Last week actress and UN Special Envoy Angelina Jolie joined British Foreign Secretary William Hague, non-governmental organizations, survivors, faith leaders,and international organizations for the largest ever Global Summit to End Sexual Violence in Conflict.

“It has nothing to do with sex, (but) everything to do with power,” Jolie said as she called for the international community to end the weapon of war known as rape, adding that that the perpetrators feel above the law as they are rarely charged. “We must send a message around the world that the shame is on the aggressor.”

It was Jolie's 2011 directorial debut "In the Land of Blood and Honey," a traumatic love story set during the Bosnian War two decades ago, that helped make Hague aware of the extent of sexual assault and rape in war zones.

“I have been terribly worried for months before the film came out just to get it right, it is so sensitive and important,” Jolie told FOX411 at the time, noting that she made the movie to channel her own frustrations with the international community’s failure to intervene in conflicts in a timely and effective manner. “These themes are universal, we need to understand that there are places bubbling up that we need to prevent – we need to reflect on the past and understand what we have learned.”

According to Syracuse University media professor Robert Thompson, when Jolie takes on a cause, people pay attention in ways they perhaps otherwise would not.

“Hollywood is an abstraction, a metaphor for the entertainment industry. Arnold Schwarzenegger, Fred Thompson, Ronald Reagan; the job description to being a successful entertainer has a lot of crossover with people in politics,” he said. “Angelina has managed to get more people to think about this particular issue, (beyond) the otherwise very small percentage paying attention to it before.”

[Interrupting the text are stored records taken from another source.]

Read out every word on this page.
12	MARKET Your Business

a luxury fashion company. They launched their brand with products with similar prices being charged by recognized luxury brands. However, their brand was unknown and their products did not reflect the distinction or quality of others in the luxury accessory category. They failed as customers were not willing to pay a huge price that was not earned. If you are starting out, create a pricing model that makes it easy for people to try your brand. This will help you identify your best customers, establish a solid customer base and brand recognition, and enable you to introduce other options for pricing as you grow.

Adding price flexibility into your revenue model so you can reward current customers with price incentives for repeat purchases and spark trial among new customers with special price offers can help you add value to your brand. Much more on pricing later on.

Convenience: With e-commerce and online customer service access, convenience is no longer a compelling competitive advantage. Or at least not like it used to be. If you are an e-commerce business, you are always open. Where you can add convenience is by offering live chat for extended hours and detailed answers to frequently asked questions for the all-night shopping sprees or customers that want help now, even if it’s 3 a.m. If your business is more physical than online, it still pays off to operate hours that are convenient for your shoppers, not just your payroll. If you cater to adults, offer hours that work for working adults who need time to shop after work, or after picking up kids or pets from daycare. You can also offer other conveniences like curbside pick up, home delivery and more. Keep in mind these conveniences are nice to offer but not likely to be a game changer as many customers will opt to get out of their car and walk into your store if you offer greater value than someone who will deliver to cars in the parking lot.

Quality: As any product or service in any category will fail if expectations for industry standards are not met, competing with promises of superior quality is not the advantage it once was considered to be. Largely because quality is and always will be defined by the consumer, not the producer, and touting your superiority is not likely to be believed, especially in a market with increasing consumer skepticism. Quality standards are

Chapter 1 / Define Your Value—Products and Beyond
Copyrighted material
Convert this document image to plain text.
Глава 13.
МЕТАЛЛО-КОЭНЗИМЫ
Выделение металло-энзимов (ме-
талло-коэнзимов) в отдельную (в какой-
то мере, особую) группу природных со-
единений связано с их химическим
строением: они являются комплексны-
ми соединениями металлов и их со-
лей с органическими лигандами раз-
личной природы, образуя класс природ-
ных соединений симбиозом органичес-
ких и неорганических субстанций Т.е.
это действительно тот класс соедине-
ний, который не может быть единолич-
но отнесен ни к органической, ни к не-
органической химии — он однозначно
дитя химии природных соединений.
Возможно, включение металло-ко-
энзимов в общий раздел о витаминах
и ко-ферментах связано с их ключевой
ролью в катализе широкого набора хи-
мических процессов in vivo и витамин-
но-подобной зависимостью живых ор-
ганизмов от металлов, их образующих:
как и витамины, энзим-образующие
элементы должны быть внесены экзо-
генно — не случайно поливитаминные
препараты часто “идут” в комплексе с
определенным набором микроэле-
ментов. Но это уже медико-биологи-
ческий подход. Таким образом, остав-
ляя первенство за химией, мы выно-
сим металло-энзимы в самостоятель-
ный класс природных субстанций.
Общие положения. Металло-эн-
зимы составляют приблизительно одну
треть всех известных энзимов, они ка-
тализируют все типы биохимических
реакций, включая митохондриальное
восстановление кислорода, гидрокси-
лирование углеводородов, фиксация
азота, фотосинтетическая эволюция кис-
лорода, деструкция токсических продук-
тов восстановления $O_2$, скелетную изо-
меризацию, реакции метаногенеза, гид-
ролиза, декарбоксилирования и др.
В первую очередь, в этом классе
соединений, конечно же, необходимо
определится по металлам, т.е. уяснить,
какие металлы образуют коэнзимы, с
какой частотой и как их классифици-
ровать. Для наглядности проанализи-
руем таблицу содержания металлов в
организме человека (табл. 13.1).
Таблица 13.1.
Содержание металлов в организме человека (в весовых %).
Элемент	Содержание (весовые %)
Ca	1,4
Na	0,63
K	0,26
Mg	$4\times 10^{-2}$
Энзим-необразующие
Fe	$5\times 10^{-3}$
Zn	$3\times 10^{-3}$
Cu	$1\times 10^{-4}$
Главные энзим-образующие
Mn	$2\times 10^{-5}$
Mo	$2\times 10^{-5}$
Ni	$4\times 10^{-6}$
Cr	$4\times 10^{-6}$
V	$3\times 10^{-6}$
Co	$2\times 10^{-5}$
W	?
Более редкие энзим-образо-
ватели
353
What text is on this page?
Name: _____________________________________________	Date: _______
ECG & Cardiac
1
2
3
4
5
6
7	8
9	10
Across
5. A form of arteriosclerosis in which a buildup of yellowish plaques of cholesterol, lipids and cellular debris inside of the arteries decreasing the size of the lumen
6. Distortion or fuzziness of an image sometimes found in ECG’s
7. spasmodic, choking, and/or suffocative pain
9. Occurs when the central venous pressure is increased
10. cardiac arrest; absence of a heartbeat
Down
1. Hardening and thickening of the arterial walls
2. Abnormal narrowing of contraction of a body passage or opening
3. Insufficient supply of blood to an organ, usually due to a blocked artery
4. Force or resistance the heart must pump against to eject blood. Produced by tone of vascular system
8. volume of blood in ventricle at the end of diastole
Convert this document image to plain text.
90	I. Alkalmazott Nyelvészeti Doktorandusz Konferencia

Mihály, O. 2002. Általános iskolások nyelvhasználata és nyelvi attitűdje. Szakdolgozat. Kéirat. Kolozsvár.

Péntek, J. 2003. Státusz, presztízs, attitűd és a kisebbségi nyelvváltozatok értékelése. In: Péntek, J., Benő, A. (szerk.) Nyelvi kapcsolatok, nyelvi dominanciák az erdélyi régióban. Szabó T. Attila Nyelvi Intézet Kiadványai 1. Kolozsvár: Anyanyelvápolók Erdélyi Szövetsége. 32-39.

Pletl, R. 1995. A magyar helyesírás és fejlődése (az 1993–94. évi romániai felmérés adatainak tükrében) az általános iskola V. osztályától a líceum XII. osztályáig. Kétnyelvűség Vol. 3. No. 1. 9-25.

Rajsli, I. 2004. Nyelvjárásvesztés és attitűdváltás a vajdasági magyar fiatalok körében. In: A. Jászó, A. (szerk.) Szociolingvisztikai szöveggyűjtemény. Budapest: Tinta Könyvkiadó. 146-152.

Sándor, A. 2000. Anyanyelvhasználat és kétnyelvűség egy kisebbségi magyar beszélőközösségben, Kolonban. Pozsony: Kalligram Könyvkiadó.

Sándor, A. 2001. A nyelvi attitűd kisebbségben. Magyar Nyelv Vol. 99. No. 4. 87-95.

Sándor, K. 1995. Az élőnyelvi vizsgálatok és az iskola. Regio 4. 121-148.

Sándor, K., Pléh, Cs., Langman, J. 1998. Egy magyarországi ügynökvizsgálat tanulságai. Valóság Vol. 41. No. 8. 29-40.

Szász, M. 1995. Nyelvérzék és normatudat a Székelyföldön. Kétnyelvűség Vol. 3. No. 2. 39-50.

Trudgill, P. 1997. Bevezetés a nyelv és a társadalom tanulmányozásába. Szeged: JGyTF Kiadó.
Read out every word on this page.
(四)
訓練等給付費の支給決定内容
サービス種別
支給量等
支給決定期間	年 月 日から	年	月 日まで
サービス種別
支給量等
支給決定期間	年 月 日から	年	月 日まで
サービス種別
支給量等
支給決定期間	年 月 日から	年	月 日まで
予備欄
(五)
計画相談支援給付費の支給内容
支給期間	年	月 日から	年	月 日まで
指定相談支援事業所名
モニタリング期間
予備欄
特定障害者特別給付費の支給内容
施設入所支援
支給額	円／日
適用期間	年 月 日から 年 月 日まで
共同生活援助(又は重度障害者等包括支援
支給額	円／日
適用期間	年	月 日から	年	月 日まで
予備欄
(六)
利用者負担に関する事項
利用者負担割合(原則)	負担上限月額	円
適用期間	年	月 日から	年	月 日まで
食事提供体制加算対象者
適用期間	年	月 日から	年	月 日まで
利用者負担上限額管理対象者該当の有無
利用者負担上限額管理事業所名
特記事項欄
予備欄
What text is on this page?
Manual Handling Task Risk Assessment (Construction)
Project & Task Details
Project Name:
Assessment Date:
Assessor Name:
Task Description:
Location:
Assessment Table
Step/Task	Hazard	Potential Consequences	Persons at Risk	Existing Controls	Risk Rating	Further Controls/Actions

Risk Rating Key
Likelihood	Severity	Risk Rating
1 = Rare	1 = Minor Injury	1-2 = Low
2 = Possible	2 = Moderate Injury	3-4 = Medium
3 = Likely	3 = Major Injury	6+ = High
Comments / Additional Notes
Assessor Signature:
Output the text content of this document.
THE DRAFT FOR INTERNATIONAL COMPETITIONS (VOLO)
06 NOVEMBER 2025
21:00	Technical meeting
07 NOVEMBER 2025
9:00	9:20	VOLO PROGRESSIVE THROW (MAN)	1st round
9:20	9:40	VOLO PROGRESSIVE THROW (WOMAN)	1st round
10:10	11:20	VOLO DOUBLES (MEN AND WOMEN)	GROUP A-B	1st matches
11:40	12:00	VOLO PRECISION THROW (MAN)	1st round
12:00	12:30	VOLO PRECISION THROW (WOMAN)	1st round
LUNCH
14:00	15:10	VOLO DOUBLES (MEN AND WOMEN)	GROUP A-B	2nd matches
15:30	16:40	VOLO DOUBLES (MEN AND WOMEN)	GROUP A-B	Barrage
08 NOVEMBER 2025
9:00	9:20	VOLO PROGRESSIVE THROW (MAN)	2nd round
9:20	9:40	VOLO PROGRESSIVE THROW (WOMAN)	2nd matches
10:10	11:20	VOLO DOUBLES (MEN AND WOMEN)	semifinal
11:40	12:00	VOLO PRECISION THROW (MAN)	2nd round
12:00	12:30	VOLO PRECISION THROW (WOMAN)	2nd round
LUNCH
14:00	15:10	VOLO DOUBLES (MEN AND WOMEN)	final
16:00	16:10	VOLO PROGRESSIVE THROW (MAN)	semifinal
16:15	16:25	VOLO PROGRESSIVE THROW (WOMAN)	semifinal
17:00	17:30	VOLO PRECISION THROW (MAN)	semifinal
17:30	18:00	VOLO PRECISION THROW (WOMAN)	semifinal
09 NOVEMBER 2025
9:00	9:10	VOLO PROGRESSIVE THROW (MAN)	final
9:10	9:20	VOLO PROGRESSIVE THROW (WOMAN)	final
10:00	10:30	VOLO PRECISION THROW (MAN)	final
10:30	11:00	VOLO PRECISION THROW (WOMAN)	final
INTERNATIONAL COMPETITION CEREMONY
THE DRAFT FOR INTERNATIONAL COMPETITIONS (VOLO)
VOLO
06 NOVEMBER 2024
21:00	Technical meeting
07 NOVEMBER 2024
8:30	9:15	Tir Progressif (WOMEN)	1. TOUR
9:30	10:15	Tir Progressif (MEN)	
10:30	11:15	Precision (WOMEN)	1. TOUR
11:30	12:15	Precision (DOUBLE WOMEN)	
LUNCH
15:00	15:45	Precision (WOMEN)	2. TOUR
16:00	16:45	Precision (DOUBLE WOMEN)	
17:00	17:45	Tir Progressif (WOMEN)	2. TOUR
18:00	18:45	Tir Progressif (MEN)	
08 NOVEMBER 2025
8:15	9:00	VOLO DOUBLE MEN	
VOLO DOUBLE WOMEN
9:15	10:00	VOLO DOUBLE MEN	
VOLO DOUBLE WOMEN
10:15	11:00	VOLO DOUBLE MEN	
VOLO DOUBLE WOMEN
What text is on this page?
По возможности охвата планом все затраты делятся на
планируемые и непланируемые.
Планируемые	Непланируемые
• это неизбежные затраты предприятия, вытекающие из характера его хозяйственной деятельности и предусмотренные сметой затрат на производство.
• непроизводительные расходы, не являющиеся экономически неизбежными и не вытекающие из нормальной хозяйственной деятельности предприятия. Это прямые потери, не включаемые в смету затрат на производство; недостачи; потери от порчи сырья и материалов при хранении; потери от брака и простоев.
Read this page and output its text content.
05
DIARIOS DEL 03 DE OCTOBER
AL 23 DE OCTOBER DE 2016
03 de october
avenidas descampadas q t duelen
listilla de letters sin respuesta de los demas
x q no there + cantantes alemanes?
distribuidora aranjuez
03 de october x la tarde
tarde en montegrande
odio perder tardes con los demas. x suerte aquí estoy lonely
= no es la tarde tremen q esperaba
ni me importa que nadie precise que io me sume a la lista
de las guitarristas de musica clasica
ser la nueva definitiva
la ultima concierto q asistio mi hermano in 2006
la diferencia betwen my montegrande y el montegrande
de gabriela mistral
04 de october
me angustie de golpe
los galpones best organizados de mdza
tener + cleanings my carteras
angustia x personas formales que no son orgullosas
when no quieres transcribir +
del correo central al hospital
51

It was in 2001 while in Cambodia that Jolie first became of the rapes experienced by those in war-torn countries. Since then she has visited more than 30 nations in her quest for legislation to do more to assist refugees in hostile regions. Despite the actress’s 13-year campaign, however, it wasn’t until 2008 that the United Nations Security Council officially acknowledged that rape is as an apparatus of war.

At the summit, Jolie challenged nations to work together to secure justice for survivors of sexual violence and pursue perpetrators. The United Nations also vowed to take stronger action and called for long term and in-depth solutions.

Of course celebrities can also do more harm than good when it comes to the causes they champion.

"Celebrities speaking out on issues like rape in war zones can sometimes be counter-productive," said Mylee Yc, a 12-year United States Army veteran. "It can deflect the problem; make people feel like things are being done about it when they are not."